Words by Sean Moeller, Illustration by Johnnie Cluney, Recording engineered by Ian Grimble and Richard Matthews of Communion Music at 2KHz, Crouch End, London
The boys in Swim Deep are neurotic about love. They're neurotic about the way that it feels like the sun, when they have it. They are drawn to that feeling of love as bright and sunny and the knowledge it can be more overcast, all the while promising to break into sun within the next few hours. It keeps them in a state of immersion, of shaky sustainability. That overcast love is alright just the same, they figure, for it's a reminder of the other way that it can be. There are heavy washes of the good and brief flashes of the overcast, checking every second of the day.
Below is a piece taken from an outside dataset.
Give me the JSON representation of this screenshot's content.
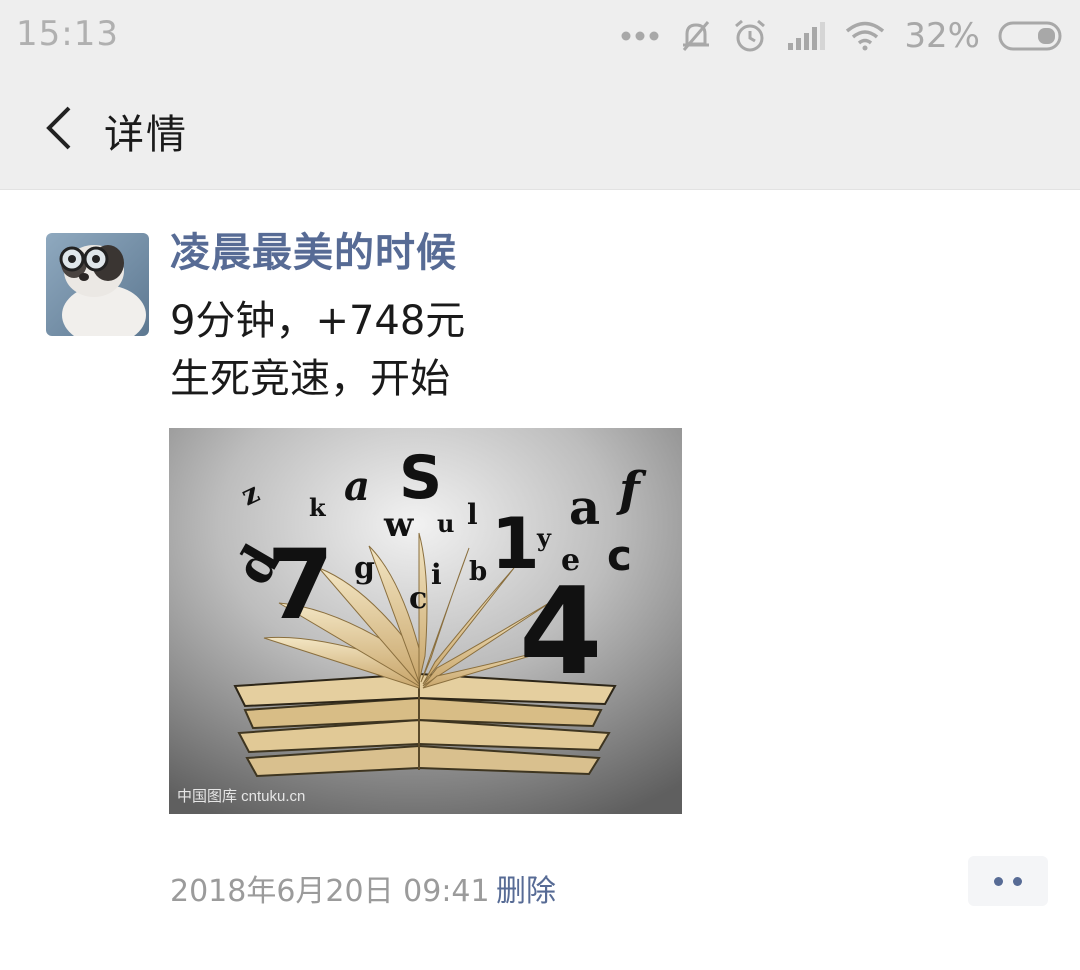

You get the feeling, as you travel through these songs - picking up tiny grains of salt on the bottoms of your feet as you go - that there is great puzzlement as to why love, as it is, is such a blessing, always masquerading as a curse, as something that's going to get you. We are prepared to see it go south. We are ready for it to hit us below the belt, but so far…the sun is shining and it's a nice, nice day.
They sing, "We'll never know what love is/All we know is that love is/When you're really that happy to see me," here, but you don't get the impression that they're in the dark about what the emotion consists of. They're very familiar with the complexities and vagaries of it. They're sure that they can't predict nor contain it. It's going to work on them however it's going to work on them. They're just hoping for the good sun to keep smiling on their lucky asses.